With that funding, government could finance the infrastructure for year-round vaccine manufacture. There are already several ideas on what that infrastructure might look like. Adalja highlights a 2016 proposal from the pharmaceutical firm GlaxoSmithKline for a “biopreparedness organization,” or BPO. GSK describes this as “a dedicated, permanent organisation operating on a no-profit, no-loss basis and focused on designing and developing new vaccines against potential public health threats. The pathogens to be targeted would be selected and prioritised with guidance from independent public health experts.”
In GSK’s proposal, the BPO would be based at a GSK facility in Rockville, Maryland. But in the real world where GSK doesn’t decide everything, the group could be more ecumenical, funded by governments, corporate and foundation philanthropy, and other sources, and working with a variety of university researchers and biomedical companies.

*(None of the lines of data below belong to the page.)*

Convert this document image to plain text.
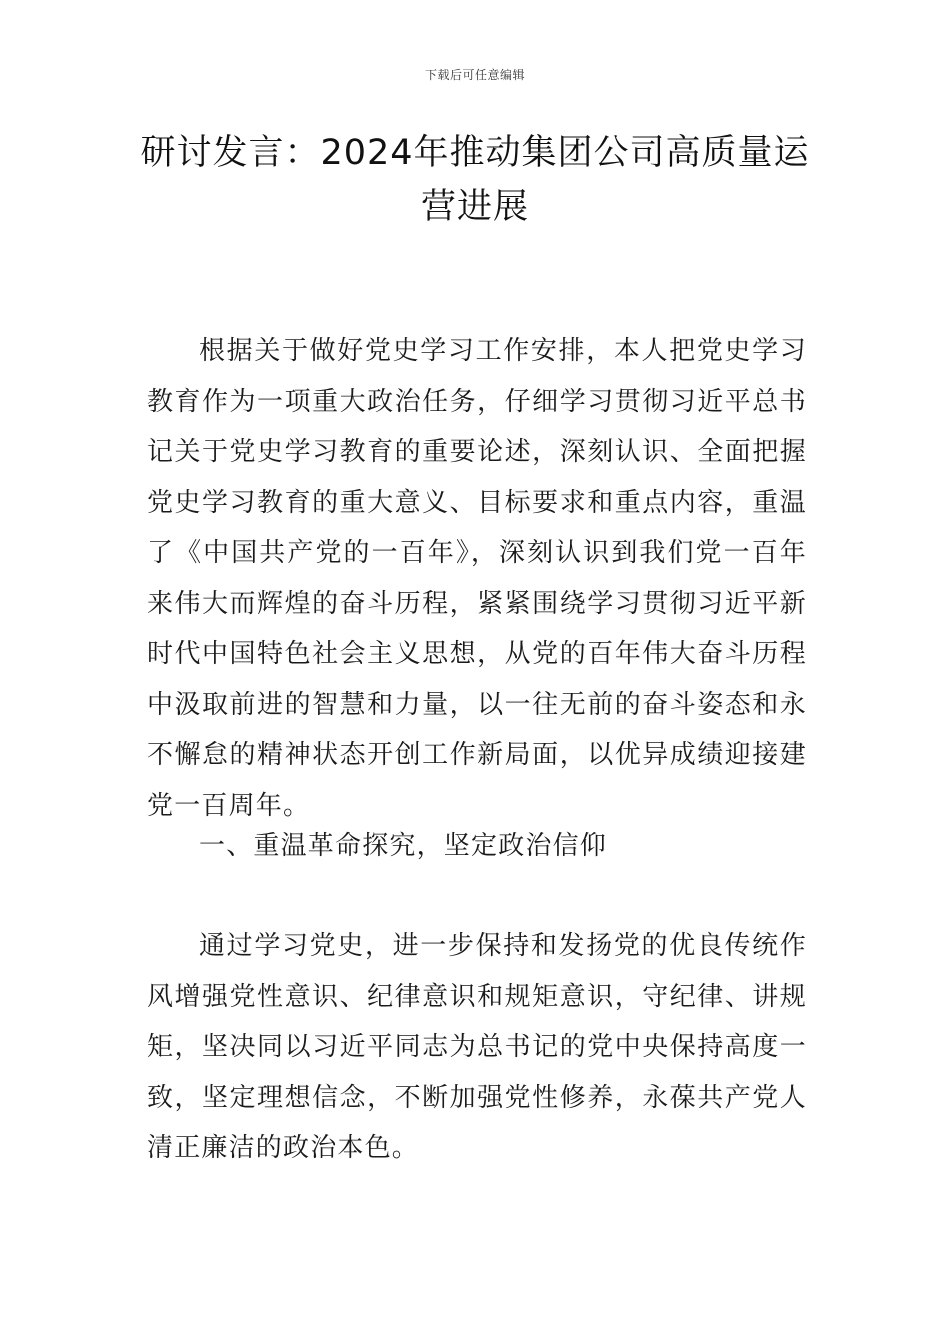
下载后可任意编辑
研讨发言：2024年推动集团公司高质量运营进展
根据关于做好党史学习工作安排，本人把党史学习教育作为一项重大政治任务，仔细学习贯彻习近平总书记关于党史学习教育的重要论述，深刻认识、全面把握党史学习教育的重大意义、目标要求和重点内容，重温了《中国共产党的一百年》，深刻认识到我们党一百年来伟大而辉煌的奋斗历程，紧紧围绕学习贯彻习近平新时代中国特色社会主义思想，从党的百年伟大奋斗历程中汲取前进的智慧和力量，以一往无前的奋斗姿态和永不懈怠的精神状态开创工作新局面，以优异成绩迎接建党一百周年。
一、重温革命探究，坚定政治信仰
通过学习党史，进一步保持和发扬党的优良传统作风增强党性意识、纪律意识和规矩意识，守纪律、讲规矩，坚决同以习近平同志为总书记的党中央保持高度一致，坚定理想信念，不断加强党性修养，永葆共产党人清正廉洁的政治本色。
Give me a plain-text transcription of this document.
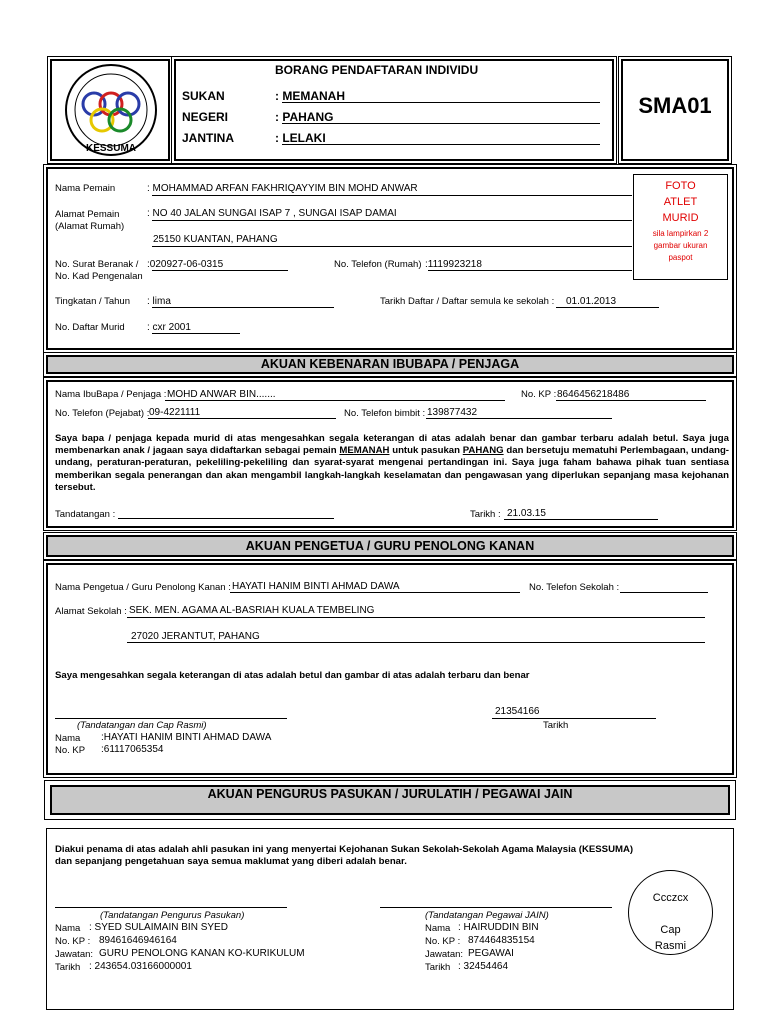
KESSUMA
BORANG PENDAFTARAN INDIVIDU
SUKAN	: MEMANAH
NEGERI	: PAHANG
JANTINA	: LELAKI
SMA01
Nama Pemain	: MOHAMMAD ARFAN FAKHRIQAYYIM BIN MOHD ANWAR
Alamat Pemain
(Alamat Rumah)
: NO 40 JALAN SUNGAI ISAP 7 , SUNGAI ISAP DAMAI
25150 KUANTAN, PAHANG
No. Surat Beranak /
No. Kad Pengenalan
:020927-06-0315	No. Telefon (Rumah) :1119923218
Tingkatan / Tahun : lima	Tarikh Daftar / Daftar semula ke sekolah : 01.01.2013
No. Daftar Murid : cxr 2001
FOTO
ATLET
MURID
sila lampirkan 2
gambar ukuran
paspot
AKUAN KEBENARAN IBUBAPA / PENJAGA
Nama IbuBapa / Penjaga : MOHD ANWAR BIN.......	No. KP : 8646456218486
No. Telefon (Pejabat) : 09-4221111	No. Telefon bimbit : 139877432
Saya bapa / penjaga kepada murid di atas mengesahkan segala keterangan di atas adalah benar dan gambar terbaru adalah betul. Saya juga membenarkan anak / jagaan saya didaftarkan sebagai pemain MEMANAH untuk pasukan PAHANG dan bersetuju mematuhi Perlembagaan, undang-undang, peraturan-peraturan, pekeliling-pekeliling dan syarat-syarat mengenai pertandingan ini. Saya juga faham bahawa pihak tuan sentiasa memberikan segala penerangan dan akan mengambil langkah-langkah keselamatan dan pengawasan yang diperlukan sepanjang masa kejohanan tersebut.
Tandatangan :	Tarikh : 21.03.15
AKUAN PENGETUA / GURU PENOLONG KANAN
Nama Pengetua / Guru Penolong Kanan : HAYATI HANIM BINTI AHMAD DAWA	No. Telefon Sekolah :
Alamat Sekolah : SEK. MEN. AGAMA AL-BASRIAH KUALA TEMBELING
27020 JERANTUT, PAHANG
Saya mengesahkan segala keterangan di atas adalah betul dan gambar di atas adalah terbaru dan benar
(Tandatangan dan Cap Rasmi)
21354166
Tarikh
Nama :HAYATI HANIM BINTI AHMAD DAWA
No. KP :61117065354
AKUAN PENGURUS PASUKAN / JURULATIH / PEGAWAI JAIN
Diakui penama di atas adalah ahli pasukan ini yang menyertai Kejohanan Sukan Sekolah-Sekolah Agama Malaysia (KESSUMA)
dan sepanjang pengetahuan saya semua maklumat yang diberi adalah benar.
(Tandatangan Pengurus Pasukan)
Nama : SYED SULAIMAIN BIN SYED
No. KP : 89461646946164
Jawatan: GURU PENOLONG KANAN KO-KURIKULUM
Tarikh : 243654.03166000001
(Tandatangan Pegawai JAIN)
Nama : HAIRUDDIN BIN
No. KP : 874464835154
Jawatan: PEGAWAI
Tarikh : 32454464
Ccczcx
Cap
Rasmi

Another option is increasing the capacity of an existing organization, like the Coalition for Epidemic Preparedness Innovations (CEPI), launched in 2016, and having it take ownership of these slack facilities.
The key is that these facilities need to be active during non-pandemic times, otherwise their expertise and readiness could deteriorate. Weber, for instance, has proposed in an interview on the 80,000 Hours podcast and elsewhere having the facilities produce common cold and flu vaccines during non-pandemic times. Currently, flu vaccines are produced months ahead of flu season using a guess at what the dominant flu strain might be, but mRNA vaccines theoretically allow faster turnaround, with more precise targeting of flu variants.
Then, if a much more pressing threat than the flu arises, mRNA and adenovirus manufacturing plants can swap to producing vaccines for the new threat. They could even produce vaccines months before they’re approved by the FDA, stockpiling in cold storage in the event of approval.
Another idea would be to use the facilities to produce vaccines for endemic tropical illnesses and donate them to developing countries. There are efforts underway, for instance, to produce an mRNA vaccine for malaria, a disease that kills some 400,000 people every year, primarily in Africa. If such vaccines prove to work, and US government-funded facilities produced them on an ongoing basis in non-pandemic times, the result would be thousands of saved lives in the developing world and a US that is dramatically more prepared for the next pandemic.
The key, though, is funding. It “will come down to appropriations,” Nicolette Louissaint, executive director of the health care supply chain preparedness group Healthcare Ready and a veteran of the 2014 Ebola response, told me. “If we do not find ways to make sure that that level of preparedness investment can be maintained, in whatever our post-Covid world will be, we will find ourselves again at the next pandemic or catastrophic event, having to reinvest in a lot of this capacity.”
Pharmaceutical companies are not going to go this big on their own, and there’s no guarantee that the government will fund them sufficiently without pressure. In 2020 — during the pandemic — the Trump administration cut the DOD’s chemical and biodefense programs by 10 percent, with much of the cuts going to the vaccine component of the budget. To set this vision in motion, the US needs to not just reverse cuts like that but spend much more, in line with Weber’s $20 billion per year proposal.
That’s something President Biden and his Democratic allies in Congress could achieve if they include this kind of funding in his infrastructure package. But they need to make an affirmative choice to prioritize preventing the next pandemic.